Correcto, pero en España y Latinoamérica su significado en términos de formalidad son totalmente opuestos. Es España está por arriba de usted, mientras que en latinoamérica es bien informal. Como español nunca tratarías a tu padre de vos. –  Carlos Ferreyra Jun 14 at 14:08

According to StudySpanish

When referring to "you-all," there are two choices in Spanish:

ustedes / you-all formal

vosotros / you-all familiar

Once again, the difference lies in the degree of formality conveyed by the speaker. However, the vosotros form is used primarily in Spain.

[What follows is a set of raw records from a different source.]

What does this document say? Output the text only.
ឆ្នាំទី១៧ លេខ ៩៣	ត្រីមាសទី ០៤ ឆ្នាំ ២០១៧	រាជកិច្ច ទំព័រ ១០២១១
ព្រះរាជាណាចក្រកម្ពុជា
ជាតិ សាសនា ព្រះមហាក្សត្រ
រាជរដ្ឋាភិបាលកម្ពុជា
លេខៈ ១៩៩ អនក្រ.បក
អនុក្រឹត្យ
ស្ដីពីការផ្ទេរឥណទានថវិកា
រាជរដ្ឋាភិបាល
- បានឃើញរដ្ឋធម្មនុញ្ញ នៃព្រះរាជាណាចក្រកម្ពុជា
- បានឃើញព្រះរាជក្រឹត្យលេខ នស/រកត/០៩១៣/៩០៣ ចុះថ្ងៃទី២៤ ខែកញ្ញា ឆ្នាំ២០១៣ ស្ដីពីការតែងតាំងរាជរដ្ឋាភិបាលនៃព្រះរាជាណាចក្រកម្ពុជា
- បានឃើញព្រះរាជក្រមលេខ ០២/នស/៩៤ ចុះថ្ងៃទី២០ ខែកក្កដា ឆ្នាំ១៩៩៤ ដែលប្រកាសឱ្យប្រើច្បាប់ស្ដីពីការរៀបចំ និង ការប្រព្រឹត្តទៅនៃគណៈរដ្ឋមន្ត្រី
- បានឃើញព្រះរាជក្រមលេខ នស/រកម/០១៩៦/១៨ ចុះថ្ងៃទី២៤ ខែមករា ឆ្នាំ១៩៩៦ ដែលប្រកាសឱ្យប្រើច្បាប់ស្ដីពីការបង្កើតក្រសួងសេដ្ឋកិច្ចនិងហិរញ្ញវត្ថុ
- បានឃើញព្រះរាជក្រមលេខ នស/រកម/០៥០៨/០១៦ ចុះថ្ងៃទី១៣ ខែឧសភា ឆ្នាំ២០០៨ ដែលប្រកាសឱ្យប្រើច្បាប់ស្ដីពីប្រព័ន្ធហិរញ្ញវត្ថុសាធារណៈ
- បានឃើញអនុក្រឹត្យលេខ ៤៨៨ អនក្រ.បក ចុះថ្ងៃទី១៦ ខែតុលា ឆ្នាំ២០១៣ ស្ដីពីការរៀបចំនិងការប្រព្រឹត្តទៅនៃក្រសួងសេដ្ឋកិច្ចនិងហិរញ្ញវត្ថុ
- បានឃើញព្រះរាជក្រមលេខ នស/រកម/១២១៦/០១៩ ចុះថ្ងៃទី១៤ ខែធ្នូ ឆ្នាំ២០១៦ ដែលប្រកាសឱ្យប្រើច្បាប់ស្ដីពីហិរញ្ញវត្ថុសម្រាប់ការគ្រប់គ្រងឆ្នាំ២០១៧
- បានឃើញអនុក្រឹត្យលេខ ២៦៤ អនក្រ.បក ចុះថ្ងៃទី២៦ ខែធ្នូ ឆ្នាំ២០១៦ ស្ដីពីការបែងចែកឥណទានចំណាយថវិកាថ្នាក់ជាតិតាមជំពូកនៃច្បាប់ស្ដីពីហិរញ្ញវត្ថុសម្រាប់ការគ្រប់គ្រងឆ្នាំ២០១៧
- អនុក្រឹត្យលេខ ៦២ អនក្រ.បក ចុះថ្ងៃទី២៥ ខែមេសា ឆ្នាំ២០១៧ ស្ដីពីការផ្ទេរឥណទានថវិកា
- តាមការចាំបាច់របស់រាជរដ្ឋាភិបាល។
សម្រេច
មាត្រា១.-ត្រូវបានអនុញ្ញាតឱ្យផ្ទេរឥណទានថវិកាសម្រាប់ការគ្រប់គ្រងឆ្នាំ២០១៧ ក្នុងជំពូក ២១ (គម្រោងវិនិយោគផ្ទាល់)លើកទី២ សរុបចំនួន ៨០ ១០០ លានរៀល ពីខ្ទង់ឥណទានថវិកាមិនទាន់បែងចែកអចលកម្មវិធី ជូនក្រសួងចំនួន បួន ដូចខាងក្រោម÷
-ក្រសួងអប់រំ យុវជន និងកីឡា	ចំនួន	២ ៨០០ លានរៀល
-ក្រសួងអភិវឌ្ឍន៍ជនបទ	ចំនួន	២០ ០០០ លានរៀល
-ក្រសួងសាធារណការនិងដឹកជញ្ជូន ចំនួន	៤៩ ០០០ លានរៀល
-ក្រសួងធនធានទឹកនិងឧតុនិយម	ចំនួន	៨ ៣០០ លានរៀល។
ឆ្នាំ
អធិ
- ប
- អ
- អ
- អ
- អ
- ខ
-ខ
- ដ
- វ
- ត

Throughout Latin America, "ustedes" is generally used in both formal and informal situations to refer to "you-all."

Speaking to a group of children (in Spain): vosotros

Speaking to a group of children (in Latin America): ustedes

Speaking to a group of strangers (in Spain): ustedes

Speaking to a group of strangers (in Latin America): ustedes

About your examples:

 You (Paco) gave me a black eye
 -and:
 You (Paco, Ruben, and Raul) gave me a black eye

Singular subject ? Then use tu/usted

 Tú me distes la llave negra / Usted me dio la llave negra.

Plural subject? Then use vosotros/ustedes

 Vosotros me disteis la llave negra / Ustedes me dieron la llave negra.